~/writing/cannot-average-percentiles
You cannot average percentiles
Finding an IMAP server's real capacity means driving load from many hosts at once. The hard part isn't generating the load. It's combining their latencies into one honest P99 without quietly lying about it.
How many operations a second can an IMAP server actually sustain before it stops keeping up? Sounds simple. It isn't, and the difficulty isn't in producing the load.
One client can't produce enough of it. A single machine saturates its own CPU and network long before it stresses a real mail server, so you generate load from many hosts at once. Dovecot's imaptest is the honest way to drive each one: a full IMAP session, login, list, select, fetch, store, append, logout, not just a tight APPEND loop. Run it across a fleet and you have plenty of load. Now you have to combine what each host measured, and that is where it gets statistically ugly.
Finding the knee
The number worth reporting isn't peak throughput. It's the rate at which the server stops keeping up. Step the offered rate up, 1k/s, 2k, 4k, and watch the gap open between what you asked for and what actually got delivered. The knee is the first rate where delivered throughput drops below some fixed fraction of target, say 90 percent. Below it the server tracks demand; above it, asking for more buys you errors and longer tails, not more work done. The exact threshold is arbitrary, but pick one and hold it, so "where it falls over" becomes a number you can plot and compare between runs instead of a gut call.
The trap: percentiles don't average
Every host measures its own latencies. The tempting way to get a cluster-wide P99 is to take each host's P99 and average them. That number is wrong, and wrong in a way that looks plausible enough to ship.
A percentile is a property of a distribution, not something you can take the mean of. The P99 of the combined latencies of fifty machines is generally not the average of their fifty P99s. Say one host drew the accounts that hash to a slow backend: its P99 is 400 ms while everyone else sits at 90. Average the per-host P99s and that host is one vote in fifty, smeared into nothing. But its slow requests are real requests a real user would have made. They belong in the tail. Averaging the percentiles erases exactly the tail you were trying to measure.
The mean of percentiles is not a percentile of anything
P99(A ∪ B) is not (P99(A) + P99(B)) / 2. You can't rebuild a percentile of the union from per-group percentiles, and definitely not from per-group means. An honest cluster percentile needs the actual combined distribution, or a faithful sample of it. There is no shortcut that keeps the tail, and the tail is the whole report.
The fix: sample, then pool
You need the real distribution across all hosts, but shipping every latency from every machine running flat out for a minute is a lot of data to move. So have each host keep its raw samples and return a uniform random subsample, a few thousand points per phase. Concatenate those subsamples into one pool and compute the percentiles from the pool.

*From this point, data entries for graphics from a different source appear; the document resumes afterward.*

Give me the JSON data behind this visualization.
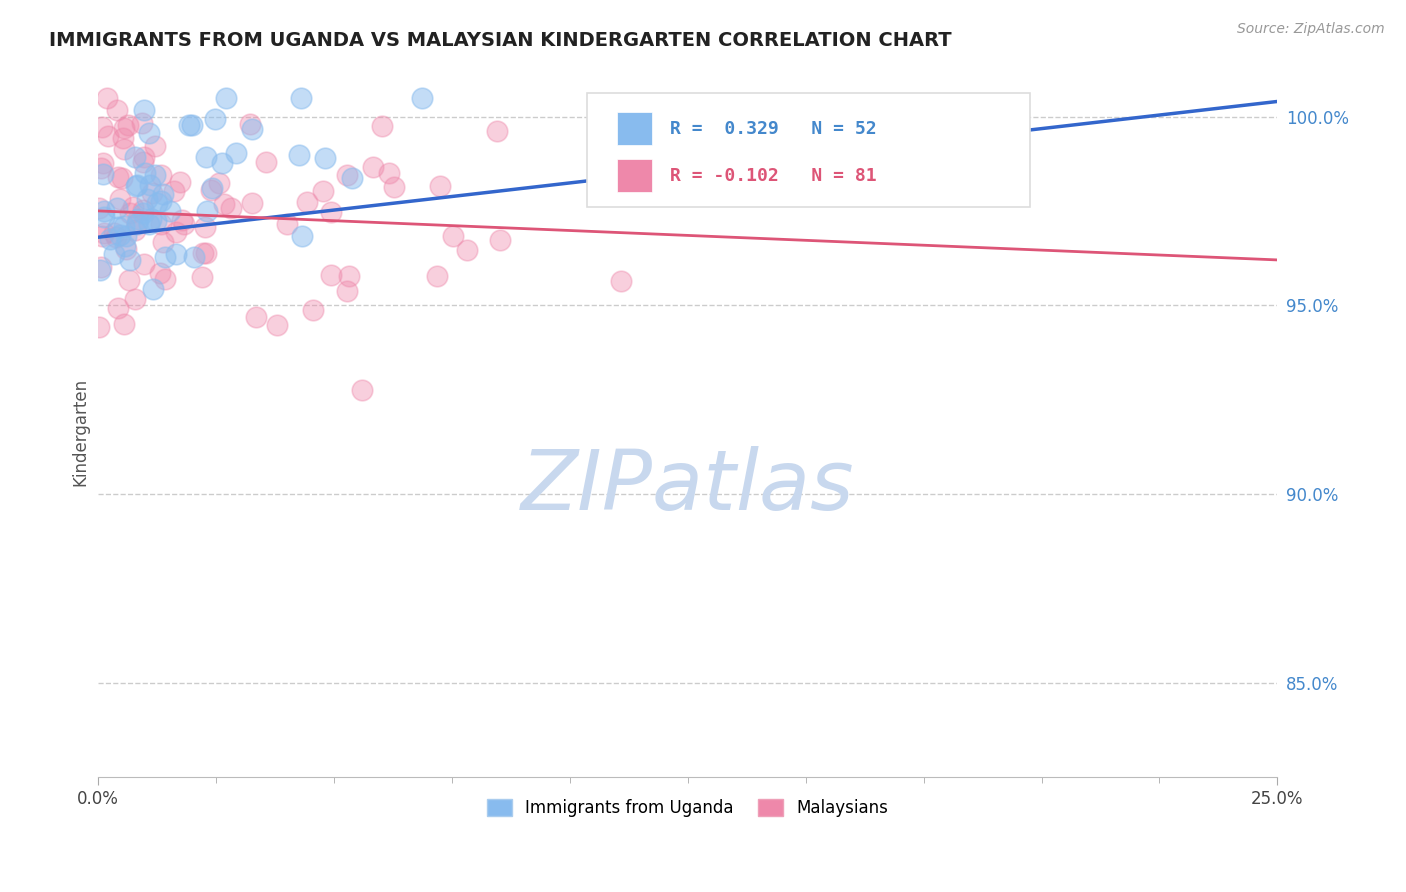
{
  "title": "IMMIGRANTS FROM UGANDA VS MALAYSIAN KINDERGARTEN CORRELATION CHART",
  "source": "Source: ZipAtlas.com",
  "ylabel": "Kindergarten",
  "blue_color": "#88bbee",
  "pink_color": "#ee88aa",
  "blue_line_color": "#3366cc",
  "pink_line_color": "#dd5577",
  "watermark_color": "#c8d8ee",
  "blue_R": 0.329,
  "blue_N": 52,
  "pink_R": -0.102,
  "pink_N": 81,
  "xmin": 0.0,
  "xmax": 0.25,
  "ymin": 0.825,
  "ymax": 1.008,
  "right_yticks": [
    1.0,
    0.95,
    0.9,
    0.85
  ],
  "right_yticklabels": [
    "100.0%",
    "95.0%",
    "90.0%",
    "85.0%"
  ],
  "grid_color": "#cccccc",
  "background_color": "#ffffff",
  "legend_R_blue": "R =  0.329",
  "legend_N_blue": "N = 52",
  "legend_R_pink": "R = -0.102",
  "legend_N_pink": "N = 81",
  "bottom_legend_blue": "Immigrants from Uganda",
  "bottom_legend_pink": "Malaysians"
}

Uniform sampling is what makes it honest. Because each host samples its own latencies uniformly, the pool is itself a uniform sample of the true cluster-wide distribution, tail included. The slow host's 400 ms requests appear in the pool in proportion to how many there actually were. A P99 over the pool is a real estimate of the real cluster P99, not an average of summaries that already threw the distribution away.
Keep the phases apart, too:
- Dial: time to complete the TLS handshake, per connection.

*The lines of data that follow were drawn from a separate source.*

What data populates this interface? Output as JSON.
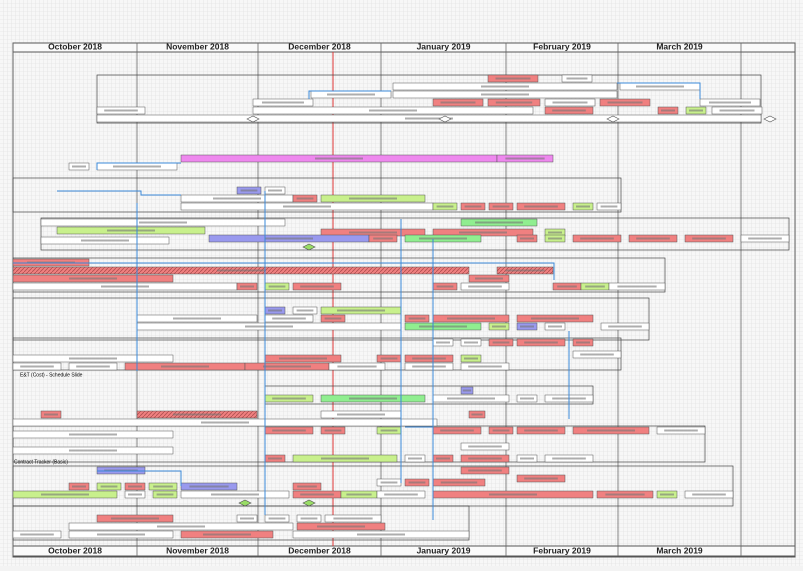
{
  "header": {
    "months": [
      "October 2018",
      "November 2018",
      "December 2018",
      "January 2019",
      "February 2019",
      "March 2019"
    ]
  },
  "footer": {
    "months": [
      "October 2018",
      "November 2018",
      "December 2018",
      "January 2019",
      "February 2019",
      "March 2019"
    ]
  },
  "rows": {
    "labels": [
      "E&T (Cost) - Schedule Slide",
      "Contract Tracker (Basic)"
    ]
  }
}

- Login: time for the IMAP LOGIN. Often bimodal: a warm auth cache answers in microseconds, a cache miss pays the full bcrypt cost. Blended into everything else, the two populations average into a meaningless middle. On its own, the cliff is obvious.
- Append and fetch: the actual mailbox work.

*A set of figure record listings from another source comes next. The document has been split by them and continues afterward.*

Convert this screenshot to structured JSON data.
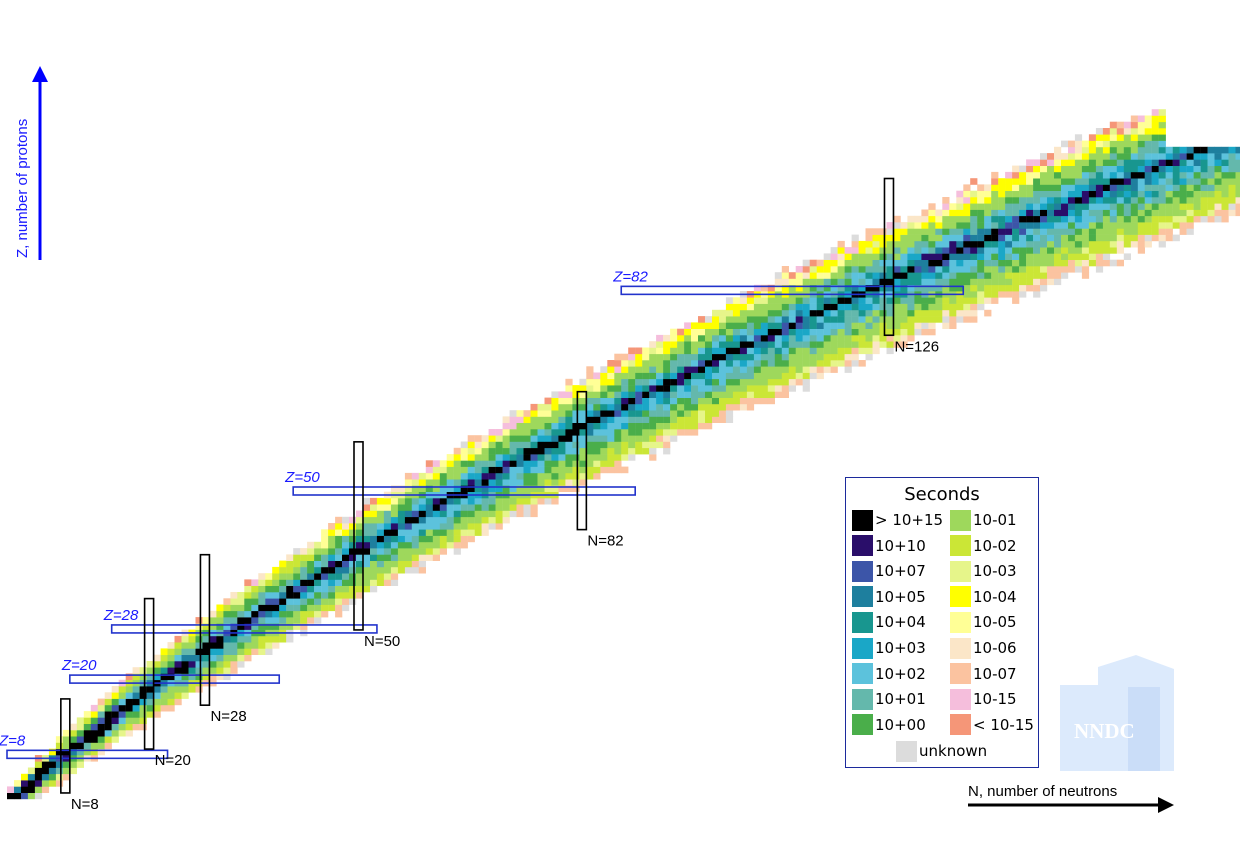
{
  "chart_data": {
    "type": "heatmap",
    "title": "",
    "xlabel": "N, number of neutrons",
    "ylabel": "Z, number of protons",
    "xlim": [
      0,
      177
    ],
    "ylim": [
      0,
      118
    ],
    "magic_numbers": {
      "Z": [
        {
          "value": 8,
          "label": "Z=8"
        },
        {
          "value": 20,
          "label": "Z=20"
        },
        {
          "value": 28,
          "label": "Z=28"
        },
        {
          "value": 50,
          "label": "Z=50"
        },
        {
          "value": 82,
          "label": "Z=82"
        }
      ],
      "N": [
        {
          "value": 8,
          "label": "N=8"
        },
        {
          "value": 20,
          "label": "N=20"
        },
        {
          "value": 28,
          "label": "N=28"
        },
        {
          "value": 50,
          "label": "N=50"
        },
        {
          "value": 82,
          "label": "N=82"
        },
        {
          "value": 126,
          "label": "N=126"
        }
      ]
    },
    "legend": {
      "title": "Seconds",
      "placement": "bottom-right",
      "entries": [
        {
          "label": "> 10+15",
          "color": "#000000"
        },
        {
          "label": "10+10",
          "color": "#2a0e6a"
        },
        {
          "label": "10+07",
          "color": "#3c55a8"
        },
        {
          "label": "10+05",
          "color": "#1e7f9e"
        },
        {
          "label": "10+04",
          "color": "#18968f"
        },
        {
          "label": "10+03",
          "color": "#1aa7c7"
        },
        {
          "label": "10+02",
          "color": "#5cc2dc"
        },
        {
          "label": "10+01",
          "color": "#64b8ac"
        },
        {
          "label": "10+00",
          "color": "#4aae4a"
        },
        {
          "label": "10-01",
          "color": "#9ed85c"
        },
        {
          "label": "10-02",
          "color": "#cbe636"
        },
        {
          "label": "10-03",
          "color": "#e6f58a"
        },
        {
          "label": "10-04",
          "color": "#ffff00"
        },
        {
          "label": "10-05",
          "color": "#ffff96"
        },
        {
          "label": "10-06",
          "color": "#fbe6c8"
        },
        {
          "label": "10-07",
          "color": "#fbc3a0"
        },
        {
          "label": "10-15",
          "color": "#f5bedc"
        },
        {
          "label": "< 10-15",
          "color": "#f59678"
        },
        {
          "label": "unknown",
          "color": "#dcdcdc"
        }
      ]
    },
    "grid": false
  },
  "logo": {
    "text": "NNDC"
  },
  "colors": {
    "magic_Z_box": "#2233cc",
    "magic_N_box": "#000000",
    "axis_arrow_z": "#0000ff",
    "axis_arrow_n": "#000000"
  }
}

A single "latency" number hides all of it. The bcrypt cliff only shows up when login is measured on its own.
Make the load resemble real users
Honest aggregation is wasted on a caricature workload. Two things matter most. Put the same account on several hosts at once: real users hit one mailbox from a phone, a laptop, and webmail at the same time, and that concurrency is what stresses the server's per-user locking. And open more than one session per account, because a single connection's synchronous request-and-reply hides the server's real concurrency ceiling.
Two failure modes are worth designing out before they pollute the numbers. If every host dials at the same instant you measure your own thundering herd at t=0, not steady-state capacity, so stagger the starts across a window. And when a connection errors and reconnects, jitter the backoff; otherwise one server hiccup resynchronizes every client onto the same beat and you have built a self-inflicted spike.
Count errors by kind, not just total
When requests fail, group them by normalized message instead of reporting a bare count. "A hundred errors" could be a capacity limit or a server bug. "Mostly login timeouts" and "mostly server errors on append" point at completely different problems, and you cannot tell which from the total alone.
A load test is only as honest as its worst aggregation step. You can generate flawless load and still publish a fiction if you average the percentiles at the end. Keep the distribution, sample it uniformly, pool the samples, and let the tail speak for itself.